De tantos que salieron mal, los Marlins pueden haber ganado un premio en el canje de Trevor Rogers
Para tantos malos canjes que han realizado los Marlins en su historia, el de Trevor Rogers puede terminar siendo muy bueno. De hecho, Connor Norby está haciendo lucir inteligente a Peter Bendix y es apenas la mitad de la transacción por el pitcher zurdo.
A pesar de la derrota de los peces el martes por la noche 6-2 a manos de los Nacionales de Washington, Norby volvió a demostrar que puede ser una parte importante del futuro de la organización -si es que alguno asoma en la próxima primavera- y que es un pelotero que puede hacer diferencia.
Norby, quien llegó junto con Kyle Stowers procedente de Baltimore, ya ha hecho historia con los Marlins al ser el primer jugador de la franquicia con al menos 10 extra bases en sus primeros 13 encuentros diseminados entre tres cuadrangulares y siete dobles.
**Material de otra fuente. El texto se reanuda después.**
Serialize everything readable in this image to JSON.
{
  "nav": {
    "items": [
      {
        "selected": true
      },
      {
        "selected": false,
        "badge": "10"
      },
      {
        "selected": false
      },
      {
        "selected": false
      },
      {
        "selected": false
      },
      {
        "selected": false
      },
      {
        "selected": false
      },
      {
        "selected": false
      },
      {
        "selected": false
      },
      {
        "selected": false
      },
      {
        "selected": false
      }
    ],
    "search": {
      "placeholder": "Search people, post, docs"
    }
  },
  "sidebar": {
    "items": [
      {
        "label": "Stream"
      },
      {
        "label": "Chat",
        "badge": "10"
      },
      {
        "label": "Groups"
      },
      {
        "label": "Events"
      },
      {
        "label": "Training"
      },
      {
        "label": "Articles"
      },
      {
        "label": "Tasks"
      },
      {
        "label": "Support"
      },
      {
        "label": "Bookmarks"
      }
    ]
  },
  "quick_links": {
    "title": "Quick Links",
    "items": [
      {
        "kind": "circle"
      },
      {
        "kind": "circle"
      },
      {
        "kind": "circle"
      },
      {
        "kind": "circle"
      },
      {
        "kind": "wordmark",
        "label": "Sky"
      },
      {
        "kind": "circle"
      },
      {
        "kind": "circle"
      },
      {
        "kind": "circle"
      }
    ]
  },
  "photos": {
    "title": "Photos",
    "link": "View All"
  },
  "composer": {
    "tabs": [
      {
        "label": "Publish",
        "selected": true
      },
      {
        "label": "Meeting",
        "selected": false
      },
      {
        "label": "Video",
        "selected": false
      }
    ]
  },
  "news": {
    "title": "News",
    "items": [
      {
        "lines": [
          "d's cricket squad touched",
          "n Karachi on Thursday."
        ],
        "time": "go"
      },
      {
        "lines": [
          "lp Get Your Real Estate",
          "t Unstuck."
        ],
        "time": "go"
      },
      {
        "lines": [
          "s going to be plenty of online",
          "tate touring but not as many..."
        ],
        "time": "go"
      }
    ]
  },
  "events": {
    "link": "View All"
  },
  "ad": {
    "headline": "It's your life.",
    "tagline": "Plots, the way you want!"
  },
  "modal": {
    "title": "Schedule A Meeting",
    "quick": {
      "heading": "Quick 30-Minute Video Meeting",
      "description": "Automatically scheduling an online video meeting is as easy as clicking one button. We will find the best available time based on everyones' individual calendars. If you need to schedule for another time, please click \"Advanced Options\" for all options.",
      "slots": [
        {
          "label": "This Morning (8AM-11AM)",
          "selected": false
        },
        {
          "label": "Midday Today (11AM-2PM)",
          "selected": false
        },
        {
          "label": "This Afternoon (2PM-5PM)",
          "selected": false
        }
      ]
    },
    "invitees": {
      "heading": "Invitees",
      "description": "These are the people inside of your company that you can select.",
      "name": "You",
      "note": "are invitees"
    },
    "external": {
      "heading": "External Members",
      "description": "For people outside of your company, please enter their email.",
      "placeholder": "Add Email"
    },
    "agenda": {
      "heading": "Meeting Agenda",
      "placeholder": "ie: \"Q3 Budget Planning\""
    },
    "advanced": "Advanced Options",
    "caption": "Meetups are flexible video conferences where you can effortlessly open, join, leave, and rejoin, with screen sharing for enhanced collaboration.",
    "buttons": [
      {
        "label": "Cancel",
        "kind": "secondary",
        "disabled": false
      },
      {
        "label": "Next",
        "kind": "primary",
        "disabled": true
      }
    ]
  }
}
Uno de ellos tuvo lugar ante los Nacionales para impulsar en el quinto episodio una carrera de Miami, pero dejando en claro que Norby ha sido el punto más luminoso de la retahíla de traspasos orquestados por Bendix desde que ocupara el puesto de presidente de operaciones de béisbol.
Cuando debutó con los Orioles en junio parecía que encajaría perfectamente dentro de la política de talento joven de ese club, pero desde que llegara a los Marlins, Norby -se fue con dos indiscutibles a su cuenta- ha visto acción en 13 juegos con un promedio de bateo superior a los .300 y un OPS que supera los 1,000.
Stowers, por su parte, comenzó muy lento, pero durante la pasada gira por el Oeste del país despertó y, de pronto, podría conformar con Norby, un combo dinámico a la ofensiva que tanto ha estado necesitada en los últimos tiempos de sangre joven y productiva.
Y para los que guardan noticias habría que consignar el momento de Rogers, quien actualmente se encuentra en el Norfolk de Triple A y muchos se preguntan qué pensaban en Baltimore cuando decidieron dar luz verde a un canje por un lanzador cuya velocidad disminuida era tema de preocupación en los Marlins, para no hablar del acecho de lesiones.
SÁNCHEZ SALE LESIONADO
Más allá de la derrota, quizá lo más preocupante para los peces fue el conocer que Jesús Sánchez tuvo que abandonar el juego en la segunda entrada debido a dolores en la espalda que en principio no fueron considerados severos por el club.
El dominicano había pegado un imparable ante los envíos de Patrick Corbin y luego robó segunda, pero al incorporarse hizo un gesto de dolor que obligó al manager Skip Schumaker y al cuerpo de entrenadores a realizar una visita a la intermedia que terminó en la salida del pelotero.
MAX MEYER EN NOCHE PARA EL OLVIDO
Si Meyer era una especie de niño lindo cuando a principios de abril fue enviado a las Ligas Menores con 2.12 de efectividad, ahora experimenta problemas inevitables tras cerrar agosto con un promedio de carreras limpias de 7.12 y balance de cuatro derrotas y un triunfo.
Los Nacionales no trataron muy bien a Meyer, quien comenzó septiembre con otra mala salida al permitir cinco carreras y nueve imparables -dos de ellos cuadrangulares de Joey Gallo en el cuarto y Keibert Ruiz en el sexto- en 5.2 tramos de faena.
Sin duda, Meyer tendrá que aplicarse en el juego de ajustes si no quiere ser tragado por la maquinaria ofensiva de las Mayores.